Although the left in America and in Europe seems irrationally fixated on the Israeli-Palestinian discord on the West Bank of Israel to the point in some cases of anti-Semitism, territorial disputes and sectarian struggles exist all over the world. Israel is perhaps the only country for which the international community tries to dictate where its citizens can live, however.
Whether you approve of its policies or not, the state of Israel is the only functioning multicultural democracy in the Middle East. Israel has been plagued for the past year with lone-wolf knife attacks by Palestinian terrorists.
Evidently, there is no video (at least so far) of Johnson’s remarks about Jewish settlers.
Moreover, Jews have been continuously present in what is now known as Israel for approximately 4,000 years, according to the Jewish Virtual Library website as well as many other sources. Israel was founded in May 1948 after British mandate over what was then called Palestine officially ended.
This is an offensive and unhelpful characterization. Demonization, dehumanization of settlers doesn’t advance peace https://t.co/m4rus9nuqk
— ADL (@ADL_National) July 25, 2016
In response to criticism from the Anti-Defamation League, Johnson, 61, who recently returned from a trip to the Middle East, apologized today for what he called a poor choice of words comparing Jewish settlements to termites.
The congressman subsequently explained to the Atlanta Journal-Constitution that Israel’s settlements on the West Bank make a two-state solution more difficult in his opinion.

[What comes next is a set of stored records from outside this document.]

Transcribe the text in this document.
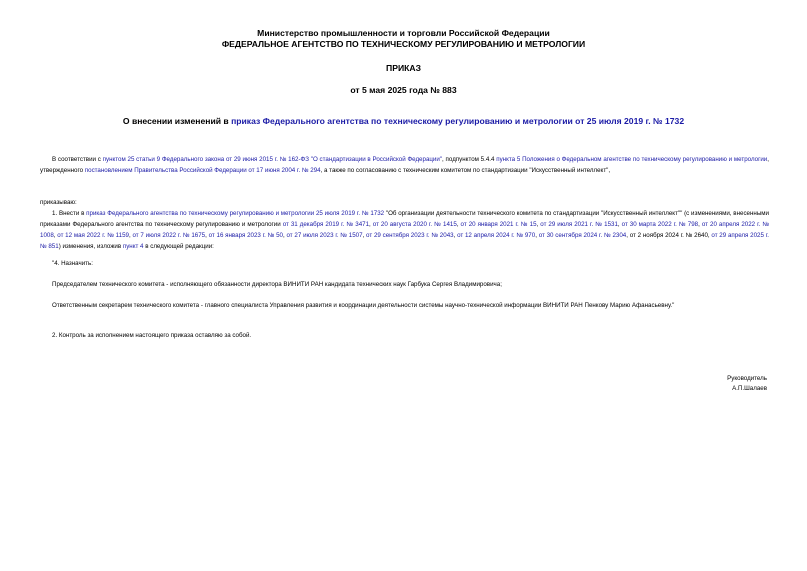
Министерство промышленности и торговли Российской Федерации
ФЕДЕРАЛЬНОЕ АГЕНТСТВО ПО ТЕХНИЧЕСКОМУ РЕГУЛИРОВАНИЮ И МЕТРОЛОГИИ
ПРИКАЗ
от 5 мая 2025 года № 883
О внесении изменений в приказ Федерального агентства по техническому регулированию и метрологии от 25 июля 2019 г. № 1732
В соответствии с пунктом 25 статьи 9 Федерального закона от 29 июня 2015 г. № 162-ФЗ "О стандартизации в Российской Федерации", подпунктом 5.4.4 пункта 5 Положения о Федеральном агентстве по техническому регулированию и метрологии, утвержденного постановлением Правительства Российской Федерации от 17 июня 2004 г. № 294, а также по согласованию с техническим комитетом по стандартизации "Искусственный интеллект",
приказываю:
1. Внести в приказ Федерального агентства по техническому регулированию и метрологии 25 июля 2019 г. № 1732 "Об организации деятельности технического комитета по стандартизации "Искусственный интеллект"" (с изменениями, внесенными приказами Федерального агентства по техническому регулированию и метрологии от 31 декабря 2019 г. № 3471, от 20 августа 2020 г. № 1415, от 20 января 2021 г. № 15, от 29 июля 2021 г. № 1531, от 30 марта 2022 г. № 798, от 20 апреля 2022 г. № 1008, от 12 мая 2022 г. № 1159, от 7 июля 2022 г. № 1675, от 16 января 2023 г. № 50, от 27 июля 2023 г. № 1507, от 29 сентября 2023 г. № 2043, от 12 апреля 2024 г. № 970, от 30 сентября 2024 г. № 2304, от 2 ноября 2024 г. № 2640, от 29 апреля 2025 г. № 851) изменения, изложив пункт 4 в следующей редакции:
"4. Назначить:
Председателем технического комитета - исполняющего обязанности директора ВИНИТИ РАН кандидата технических наук Гарбука Сергея Владимировича;
Ответственным секретарем технического комитета - главного специалиста Управления развития и координации деятельности системы научно-технической информации ВИНИТИ РАН Пенкову Марию Афанасьевну."
2. Контроль за исполнением настоящего приказа оставляю за собой.
Руководитель
А.П.Шалаев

His office also claimed that the Beacon headline (“Congressman: Jewish Settlers Are Like Termites”) was misleading.
“The article (Free Beacon) headline is wrong. Congressman Johnson did not call Israelis termites but did say the settlement policies threaten peace and the two-state solution. Congressman Johnson did not intend to insult or speak derogatorily of the Israelis or the Jewish people. When using the metaphor of termites, the Congressman was referring to the corrosive process, not the people.”
Ironically, Johnson defeated fellow Democrat Cynthia McKinney in a 2006 runoff on his way to an overwhelming victory in the general election and has held the House seat ever since. Johnson’s termite comparison “came two days after former U.S. Rep. Cynthia McKinney, a Democrat with a track record of making remarks viewed as anti-Semitic, implied on Twitter that Israel was behind recent attacks in France and Germany,” the AJC separately reported.
In his remarks at the BDS conclave, Rep. Hank Johnson made another odd comparison. Avigdor Lieberman, Israel’s “right-wing” defense minister, in what Johnson described as the most right-wing government in Israel’s history, is “like Trump.”
Israeli Prime Minister Benjamin Netanyahu’s Likud coalition was reelected in March 2015 (in another campaign outcome that the pollsters got wrong) amid allegations that President Obama operatives intervened in the election on behalf of Netanyahu’s opponents.